En Afrique, le problème, c’est la non séparation de l’Église et de l’État. Ces deux institutions travaillent main dans la main et alimentent la haine à l’égard des homosexuels. C’est ce qui se passe en Ouganda mais aussi au Cameroun, au Nigeria, au Kenya, au Liberia, au Zimbabwe… Mais, dès qu’il a été question en 2009 du projet de loi anti-gay, nous nous sommes mobilisés en créant une coalition qui regroupe aujourd’hui une cinquantaine d’associations de défense des droits humains (Civil Society Coalition On Human Rights and Constitutional Law). Nous avons ainsi obtenu que la peine de mort ne soit pas inscrite dans la loi alors qu’elle l’était dans le texte préparatoire. Nous réclamons une révision de la loi sur certains aspects au nom de la constitution ougandaise et voulons que le gouvernement soit reconnu responsable de la violation des droits des homosexuels.

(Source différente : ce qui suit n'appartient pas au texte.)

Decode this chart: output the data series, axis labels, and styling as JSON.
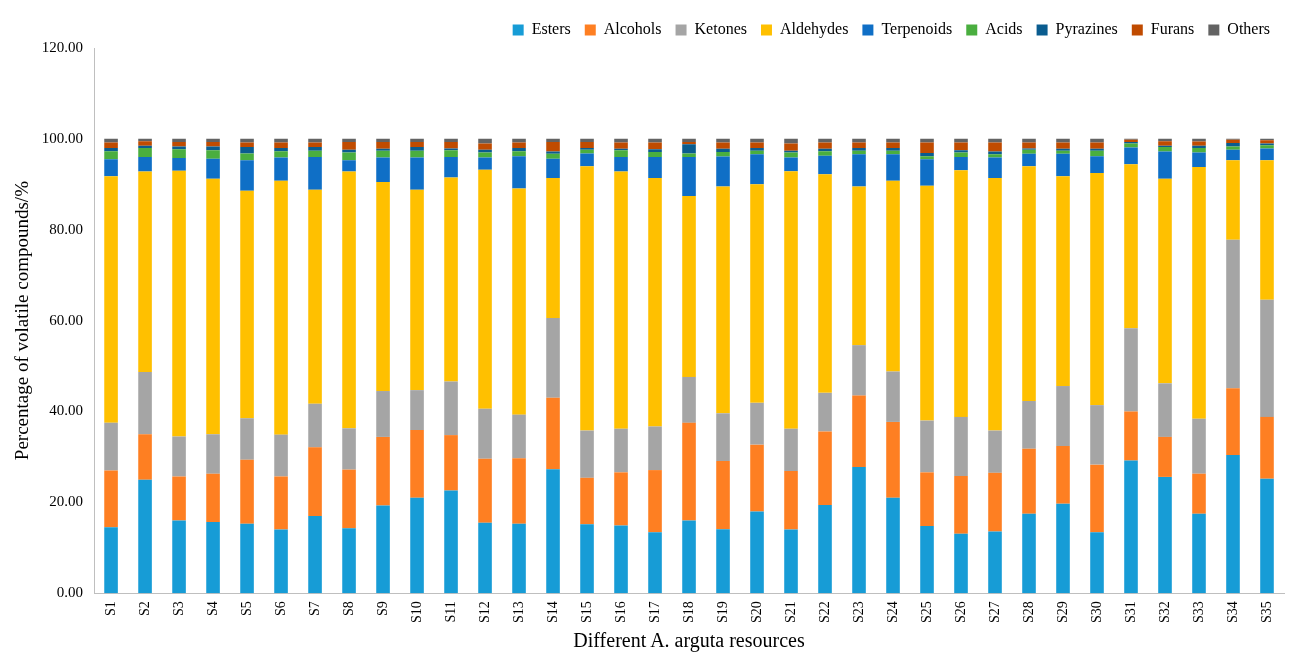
{
  "chart_data": {
    "type": "bar",
    "stacked": true,
    "xlabel": "Different A. arguta resources",
    "ylabel": "Percentage of volatile compounds/%",
    "legend": "top",
    "grid": false,
    "categories": [
      "S1",
      "S2",
      "S3",
      "S4",
      "S5",
      "S6",
      "S7",
      "S8",
      "S9",
      "S10",
      "S11",
      "S12",
      "S13",
      "S14",
      "S15",
      "S16",
      "S17",
      "S18",
      "S19",
      "S20",
      "S21",
      "S22",
      "S23",
      "S24",
      "S25",
      "S26",
      "S27",
      "S28",
      "S29",
      "S30",
      "S31",
      "S32",
      "S33",
      "S34",
      "S35"
    ],
    "ylim": [
      0,
      120
    ],
    "yticks": [
      {
        "value": 0,
        "label": "0.00"
      },
      {
        "value": 20,
        "label": "20.00"
      },
      {
        "value": 40,
        "label": "40.00"
      },
      {
        "value": 60,
        "label": "60.00"
      },
      {
        "value": 80,
        "label": "80.00"
      },
      {
        "value": 100,
        "label": "100.00"
      },
      {
        "value": 120,
        "label": "120.00"
      }
    ],
    "series": [
      {
        "name": "Esters",
        "color": "#179cd6",
        "values": [
          14.5,
          25,
          16,
          15.7,
          15.3,
          14,
          17,
          14.3,
          19.3,
          21,
          22.6,
          15.5,
          15.3,
          27.3,
          15.2,
          14.9,
          13.4,
          16,
          14.1,
          18,
          14,
          19.4,
          27.8,
          21,
          14.8,
          13.1,
          13.6,
          17.5,
          19.7,
          13.4,
          29.2,
          25.6,
          17.5,
          30.4,
          25.2
        ]
      },
      {
        "name": "Alcohols",
        "color": "#fe7f22",
        "values": [
          12.5,
          10,
          9.7,
          10.6,
          14.1,
          11.7,
          15.1,
          12.9,
          15.1,
          14.9,
          12.2,
          14.1,
          14.4,
          15.7,
          10.2,
          11.7,
          13.7,
          21.5,
          15,
          14.7,
          12.9,
          16.2,
          15.7,
          16.7,
          11.8,
          12.7,
          12.9,
          14.3,
          12.7,
          14.9,
          10.8,
          8.8,
          8.8,
          14.7,
          13.6
        ]
      },
      {
        "name": "Ketones",
        "color": "#a5a5a5",
        "values": [
          10.5,
          13.7,
          8.8,
          8.7,
          9.1,
          9.2,
          9.6,
          9.1,
          10.1,
          8.8,
          11.8,
          11,
          9.6,
          17.6,
          10.4,
          9.6,
          9.6,
          10.1,
          10.5,
          9.2,
          9.3,
          8.5,
          11.1,
          11.1,
          11.4,
          13,
          9.3,
          10.5,
          13.2,
          13.1,
          18.3,
          11.8,
          12.1,
          32.7,
          25.8
        ]
      },
      {
        "name": "Aldehydes",
        "color": "#ffc000",
        "values": [
          54.3,
          44.1,
          58.5,
          56.2,
          50.1,
          55.9,
          47.1,
          56.5,
          46,
          44.1,
          44.9,
          52.6,
          49.8,
          30.8,
          58.2,
          56.6,
          54.7,
          39.8,
          49.9,
          48.1,
          56.7,
          48.1,
          34.9,
          42,
          51.7,
          54.3,
          55.6,
          51.7,
          46.2,
          51.1,
          36.1,
          45,
          55.4,
          17.5,
          30.7
        ]
      },
      {
        "name": "Terpenoids",
        "color": "#0f6fc6",
        "values": [
          3.7,
          3.2,
          2.8,
          4.4,
          6.7,
          5.1,
          7.2,
          2.5,
          5.4,
          7.1,
          4.5,
          2.7,
          7.1,
          4.2,
          2.8,
          3.2,
          4.6,
          8.6,
          6.6,
          6.6,
          3,
          4.1,
          7.1,
          5.8,
          5.8,
          2.9,
          4.5,
          2.7,
          4.9,
          3.7,
          3.7,
          6,
          3.2,
          2.3,
          2.6
        ]
      },
      {
        "name": "Acids",
        "color": "#4aae3f",
        "values": [
          1.8,
          2,
          1.9,
          1.9,
          1.5,
          1.4,
          1.4,
          1.7,
          1.5,
          1.5,
          1.5,
          1.1,
          1.1,
          1.1,
          0.8,
          1.5,
          1.1,
          0.8,
          1,
          0.8,
          1.1,
          1,
          0.8,
          0.8,
          0.7,
          1,
          0.7,
          0.9,
          0.7,
          1.2,
          0.9,
          1,
          1,
          0.7,
          0.7
        ]
      },
      {
        "name": "Pyrazines",
        "color": "#0a5c8f",
        "values": [
          0.7,
          0.5,
          0.6,
          0.8,
          1.4,
          0.7,
          0.8,
          0.6,
          0.4,
          0.8,
          0.4,
          0.6,
          0.7,
          0.5,
          0.4,
          0.3,
          0.6,
          2,
          0.7,
          0.6,
          0.4,
          0.5,
          0.6,
          0.6,
          0.7,
          0.5,
          0.6,
          0.3,
          0.4,
          0.4,
          0.3,
          0.3,
          0.5,
          0.8,
          0.4
        ]
      },
      {
        "name": "Furans",
        "color": "#c04b00",
        "values": [
          1.2,
          1,
          1,
          1,
          1,
          1.2,
          1,
          1.7,
          1.5,
          1.1,
          1.4,
          1.4,
          1.2,
          2.1,
          1.3,
          1.4,
          1.5,
          0.5,
          1.4,
          1.2,
          1.6,
          1.4,
          1.2,
          1.2,
          2.3,
          1.7,
          2,
          1.3,
          1.4,
          1.4,
          0.5,
          1,
          0.9,
          0.7,
          0.7
        ]
      },
      {
        "name": "Others",
        "color": "#636363",
        "values": [
          0.8,
          0.5,
          0.7,
          0.7,
          0.8,
          0.8,
          0.8,
          0.7,
          0.7,
          0.7,
          0.7,
          1,
          0.8,
          0.7,
          0.7,
          0.8,
          0.8,
          0.7,
          0.8,
          0.8,
          1,
          0.8,
          0.8,
          0.8,
          0.8,
          0.8,
          0.8,
          0.8,
          0.8,
          0.8,
          0.2,
          0.5,
          0.6,
          0.2,
          0.3
        ]
      }
    ]
  }
}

A l’échelle internationale, nous avons tissé un réseau d’appui pour faire pression sur les autorités. Nous sommes en lien étroit avec l’ambassade de France qui soutient nos programmes VIH et nous aide pour les demandes d’asile et de visas. Nous avons également de très bonnes relations de travail avec un certain nombre de diplomates européens dans la mesure où toutes nos réunions à Kampala restent informelles pour éviter de créer des tensions avec les autorités ougandaises. Nous sommes également soutenus par le Conseil des droits de l’homme des Nations unies à Genève. Ce qui est loin de plaire au ministre ougandais des Affaires étrangères. Je suis devenu en quelque sorte son adversaire sur la scène internationale. Dans le courant du mois de juin, je vais me rendre au Danemark puis en France où j’ai l’intention de rencontrer des exilés ougandais, ainsi que la communauté LGBT. C’est avec plaisir que je vais participer le 28 juin à la Marche des fiertés à Paris. Il est très important pour nous de faire connaitre le combat que nous menons en Ouganda. »

Propos recueillis par Camille Sarret et Casey Sellarole.